Why do we need data ethics?

Print

To continue our series of posts focused on data ethics, our commissioner Emma Martins, explains why data ethics is essential if we are to avoid a ‘race to the bottom’ by focusing solely on what is legal, not what is right.    


 

In the first of our articles on data ethics, we talked about why it is that the question of ethics now has a much higher profile in conversations around data protection.

Why is it even necessary to have to think beyond what the data protection law says? It is, after all, a very comprehensive piece of legislation that covers the processing of personal data in nearly all its forms.

I think that at least some of the answer lies in the nature of data in this modern era.

Put simply, we are immersed in it. Technology has become embedded into our everyday lives, shaping us and our society. Even our bodies are becoming increasingly connected so technology is no longer something apart from us, it is a part of us.

We produce and consume data as part of huge data ecosystems that span almost every aspect of our work and home lives. Whether we are aware of it or not, our lives are influenced by the processing that goes on, mostly behind the scenes.
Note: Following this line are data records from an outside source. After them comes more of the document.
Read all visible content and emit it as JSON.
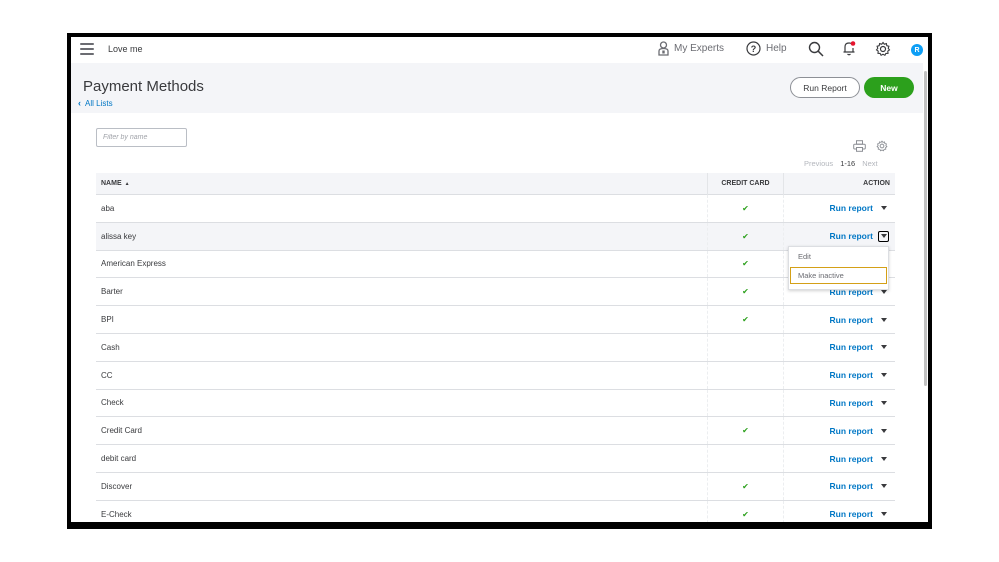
{
  "topbar": {
    "company_name": "Love me",
    "my_experts_label": "My Experts",
    "help_label": "Help",
    "avatar_initial": "R",
    "notification_dot_color": "#e5142e"
  },
  "page": {
    "title": "Payment Methods",
    "back_link": "All Lists",
    "run_report_button": "Run Report",
    "new_button": "New"
  },
  "filter": {
    "placeholder": "Filter by name",
    "value": ""
  },
  "pager": {
    "previous": "Previous",
    "range": "1-16",
    "next": "Next"
  },
  "table": {
    "columns": {
      "name": "NAME",
      "credit_card": "CREDIT CARD",
      "action": "ACTION"
    },
    "sort": "ascending",
    "action_label": "Run report",
    "rows": [
      {
        "name": "aba",
        "credit_card": true
      },
      {
        "name": "alissa key",
        "credit_card": true
      },
      {
        "name": "American Express",
        "credit_card": true
      },
      {
        "name": "Barter",
        "credit_card": true
      },
      {
        "name": "BPI",
        "credit_card": true
      },
      {
        "name": "Cash",
        "credit_card": false
      },
      {
        "name": "CC",
        "credit_card": false
      },
      {
        "name": "Check",
        "credit_card": false
      },
      {
        "name": "Credit Card",
        "credit_card": true
      },
      {
        "name": "debit card",
        "credit_card": false
      },
      {
        "name": "Discover",
        "credit_card": true
      },
      {
        "name": "E-Check",
        "credit_card": true
      }
    ]
  },
  "dropdown": {
    "open_for_row": 1,
    "items": [
      "Edit",
      "Make inactive"
    ],
    "focused_item": 1
  },
  "colors": {
    "accent_green": "#2ca01c",
    "link_blue": "#0077c5",
    "avatar_blue": "#0d9ef5",
    "focus_outline": "#d4a017"
  }
}
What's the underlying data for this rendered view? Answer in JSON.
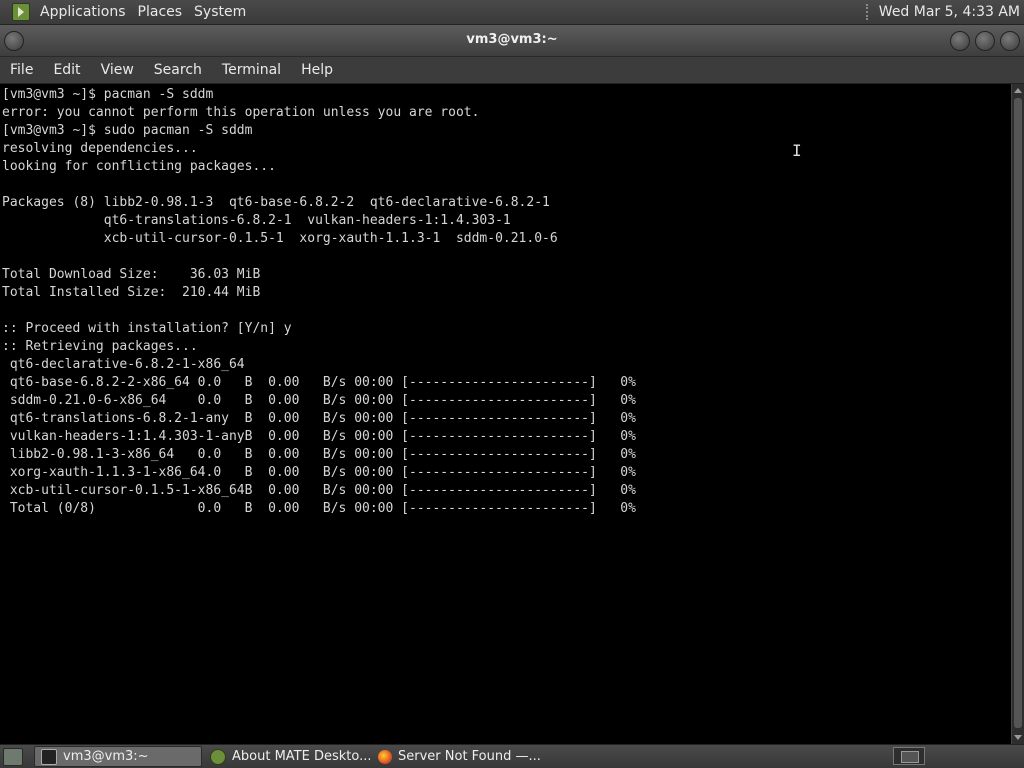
{
  "top_panel": {
    "menus": [
      "Applications",
      "Places",
      "System"
    ],
    "clock": "Wed Mar 5, 4:33 AM"
  },
  "window": {
    "title": "vm3@vm3:~"
  },
  "menubar": {
    "items": [
      "File",
      "Edit",
      "View",
      "Search",
      "Terminal",
      "Help"
    ]
  },
  "terminal": {
    "lines": [
      "[vm3@vm3 ~]$ pacman -S sddm",
      "error: you cannot perform this operation unless you are root.",
      "[vm3@vm3 ~]$ sudo pacman -S sddm",
      "resolving dependencies...",
      "looking for conflicting packages...",
      "",
      "Packages (8) libb2-0.98.1-3  qt6-base-6.8.2-2  qt6-declarative-6.8.2-1",
      "             qt6-translations-6.8.2-1  vulkan-headers-1:1.4.303-1",
      "             xcb-util-cursor-0.1.5-1  xorg-xauth-1.1.3-1  sddm-0.21.0-6",
      "",
      "Total Download Size:    36.03 MiB",
      "Total Installed Size:  210.44 MiB",
      "",
      ":: Proceed with installation? [Y/n] y",
      ":: Retrieving packages...",
      " qt6-declarative-6.8.2-1-x86_64",
      " qt6-base-6.8.2-2-x86_64 0.0   B  0.00   B/s 00:00 [-----------------------]   0%",
      " sddm-0.21.0-6-x86_64    0.0   B  0.00   B/s 00:00 [-----------------------]   0%",
      " qt6-translations-6.8.2-1-any  B  0.00   B/s 00:00 [-----------------------]   0%",
      " vulkan-headers-1:1.4.303-1-anyB  0.00   B/s 00:00 [-----------------------]   0%",
      " libb2-0.98.1-3-x86_64   0.0   B  0.00   B/s 00:00 [-----------------------]   0%",
      " xorg-xauth-1.1.3-1-x86_64.0   B  0.00   B/s 00:00 [-----------------------]   0%",
      " xcb-util-cursor-0.1.5-1-x86_64B  0.00   B/s 00:00 [-----------------------]   0%",
      " Total (0/8)             0.0   B  0.00   B/s 00:00 [-----------------------]   0%"
    ]
  },
  "taskbar": {
    "tasks": [
      {
        "label": "vm3@vm3:~",
        "icon": "terminal-icon",
        "active": true
      },
      {
        "label": "About MATE Deskto...",
        "icon": "mate-icon",
        "active": false
      },
      {
        "label": "Server Not Found —...",
        "icon": "firefox-icon",
        "active": false
      }
    ]
  },
  "colors": {
    "terminal_bg": "#000000",
    "terminal_fg": "#d6d6d6",
    "panel_bg": "#3a3a3a"
  }
}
And it is the fact that data is now integral to our lives and interwoven into them that the question of regulation rears its head. Few disagree that regulation providing protections and remedies is important when data harms are so real. But if we think of law as being the only arbiter, we essentially consider all conduct except the illegal to be allowed. Doing ethics means that we seek to live our best lives, not see how low we can sink, because If we look only to law, we risk a race to the bottom. We need to aspire to be better than that. How we treat each other and would wish others to treat us is more than law. And much of culture – our attitudes, values, aspirations, starts from a question of ethics. What sort of place do we want to live in and what do we want our lives and the lives of others to be like?
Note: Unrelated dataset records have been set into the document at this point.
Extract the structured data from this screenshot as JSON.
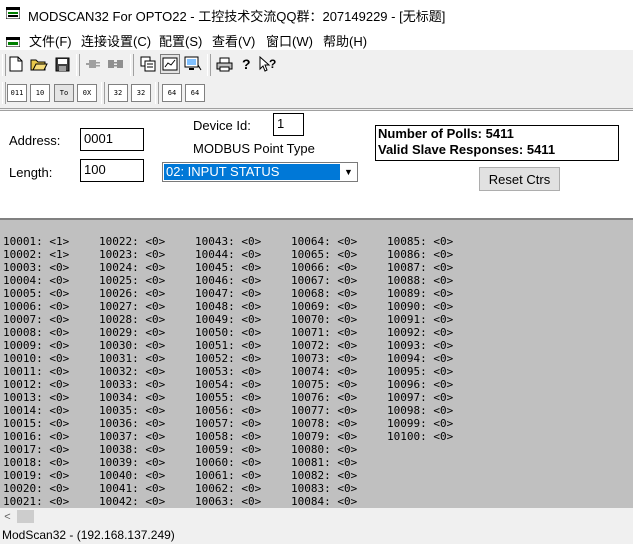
{
  "window": {
    "title": "MODSCAN32 For OPTO22 - 工控技术交流QQ群：207149229 - [无标题]"
  },
  "menu": [
    "文件(F)",
    "连接设置(C)",
    "配置(S)",
    "查看(V)",
    "窗口(W)",
    "帮助(H)"
  ],
  "toolbar": {
    "row1_icons": [
      "new-file-icon",
      "open-folder-icon",
      "save-icon",
      "connect-icon",
      "disconnect-icon",
      "display-setup-icon",
      "chart-view-icon",
      "monitor-view-icon",
      "print-icon",
      "about-icon",
      "context-help-icon"
    ],
    "row2_buttons": [
      "011",
      "10",
      "To",
      "0X",
      "32",
      "32",
      "64",
      "64"
    ]
  },
  "form": {
    "address_label": "Address:",
    "address_value": "0001",
    "length_label": "Length:",
    "length_value": "100",
    "device_id_label": "Device Id:",
    "device_id_value": "1",
    "point_type_label": "MODBUS Point Type",
    "point_type_value": "02: INPUT STATUS",
    "polls_text": "Number of Polls: 5411",
    "responses_text": "Valid Slave Responses: 5411",
    "reset_label": "Reset Ctrs"
  },
  "columns": [
    [
      "10001: <1>",
      "10002: <1>",
      "10003: <0>",
      "10004: <0>",
      "10005: <0>",
      "10006: <0>",
      "10007: <0>",
      "10008: <0>",
      "10009: <0>",
      "10010: <0>",
      "10011: <0>",
      "10012: <0>",
      "10013: <0>",
      "10014: <0>",
      "10015: <0>",
      "10016: <0>",
      "10017: <0>",
      "10018: <0>",
      "10019: <0>",
      "10020: <0>",
      "10021: <0>"
    ],
    [
      "10022: <0>",
      "10023: <0>",
      "10024: <0>",
      "10025: <0>",
      "10026: <0>",
      "10027: <0>",
      "10028: <0>",
      "10029: <0>",
      "10030: <0>",
      "10031: <0>",
      "10032: <0>",
      "10033: <0>",
      "10034: <0>",
      "10035: <0>",
      "10036: <0>",
      "10037: <0>",
      "10038: <0>",
      "10039: <0>",
      "10040: <0>",
      "10041: <0>",
      "10042: <0>"
    ],
    [
      "10043: <0>",
      "10044: <0>",
      "10045: <0>",
      "10046: <0>",
      "10047: <0>",
      "10048: <0>",
      "10049: <0>",
      "10050: <0>",
      "10051: <0>",
      "10052: <0>",
      "10053: <0>",
      "10054: <0>",
      "10055: <0>",
      "10056: <0>",
      "10057: <0>",
      "10058: <0>",
      "10059: <0>",
      "10060: <0>",
      "10061: <0>",
      "10062: <0>",
      "10063: <0>"
    ],
    [
      "10064: <0>",
      "10065: <0>",
      "10066: <0>",
      "10067: <0>",
      "10068: <0>",
      "10069: <0>",
      "10070: <0>",
      "10071: <0>",
      "10072: <0>",
      "10073: <0>",
      "10074: <0>",
      "10075: <0>",
      "10076: <0>",
      "10077: <0>",
      "10078: <0>",
      "10079: <0>",
      "10080: <0>",
      "10081: <0>",
      "10082: <0>",
      "10083: <0>",
      "10084: <0>"
    ],
    [
      "10085: <0>",
      "10086: <0>",
      "10087: <0>",
      "10088: <0>",
      "10089: <0>",
      "10090: <0>",
      "10091: <0>",
      "10092: <0>",
      "10093: <0>",
      "10094: <0>",
      "10095: <0>",
      "10096: <0>",
      "10097: <0>",
      "10098: <0>",
      "10099: <0>",
      "10100: <0>"
    ]
  ],
  "status": {
    "text": "ModScan32 - (192.168.137.249)"
  },
  "colors": {
    "data_bg": "#c0c0c0",
    "selection": "#0078d7",
    "panel_bg": "#ffffff"
  }
}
In the lead up to GDPR there is an argument that in the rush to the 25 May 2018 deadline, compliance became about checklists and tick boxes. Checklists have value but can be counterproductive if we do not engage with the underlying spirit.
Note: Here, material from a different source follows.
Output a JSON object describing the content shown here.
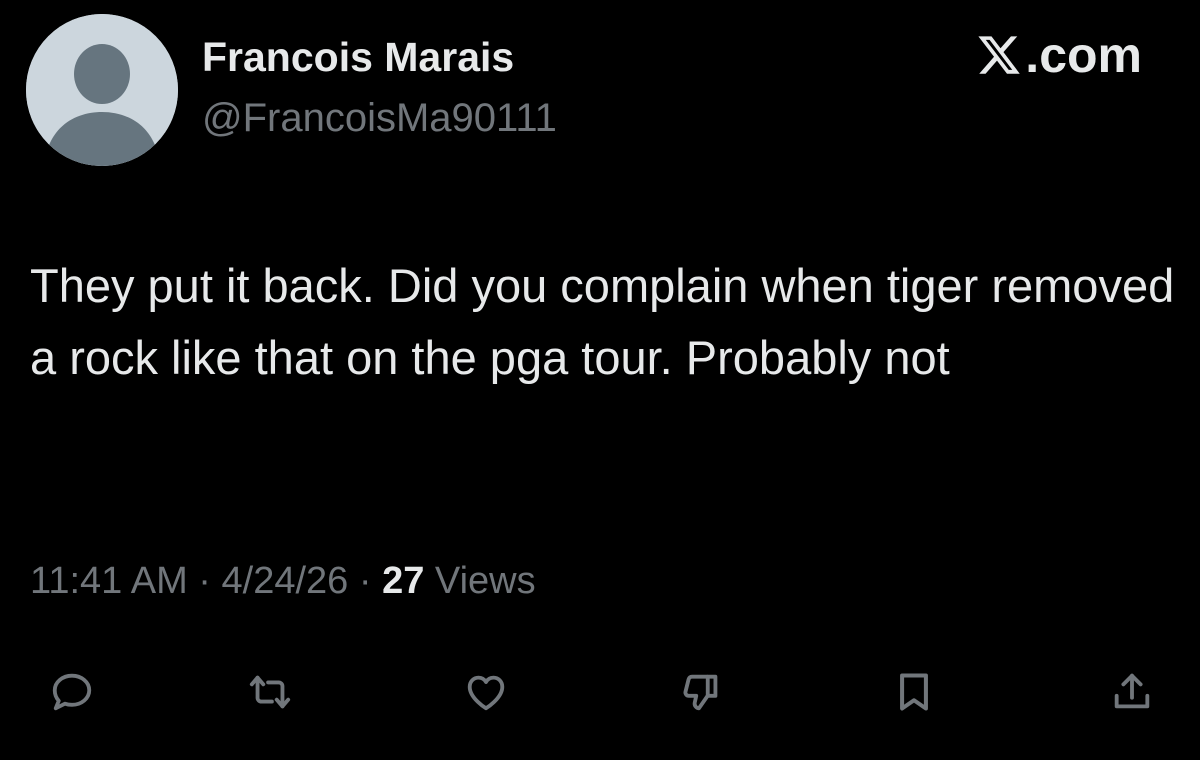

Real respect for data rights can only be delivered in part by law. Regulators and legislation cannot on their own deliver outcomes that truly protect individuals and allow businesses to flourish by ensuring their most important asset – data – is properly looked after. Where you have a culture that understands, engages and respects data protection, organisations will operate that way because there is a cultural and social as well as legal pressure for them to do so.

Just recently on the radio I heard an item which highlighted how a UK company had hidden a tick box away during an online application process. Affected individuals were shocked and angry at the subsequent way in which their data was used. It was clear that the company concerned had done everything it could to obfuscate the message, trying to get consent from individuals without them even being aware of having given it. This is no accident. Every organisation will make decisions about the layout and wording of webpages and forms. Whilst the law may take a dim view of this sort of deceptive practice, perhaps as important is the fact that it became a news story. This serves to shine a light on organisations that do not engage with their responsibilities legally or ethically which in turn can be very effective in prompting positive change.

Ethics is not something that stops at the front door of your office. Organisations are made up of people – of us. How we approach all aspects of our lives has the potential to underpin a common foundation for our jurisdiction that we can all benefit from.

So, to be interested in ethics is to be interested in life. With our lives so completely wrapped up in the data choices we and others make, to be interested in life is also to be interested in data protection.

More than ever before, data protection requires personal engagement, not just a run through of a check list. In requiring personal engagement it necessarily means that you will bring your personal values to that engagement. Ethics must become a custom, a way of thinking, a set of values held by us all. It is the conversations and the outcomes that matter and we want to play our part in making sure conversations continue and outcomes improve.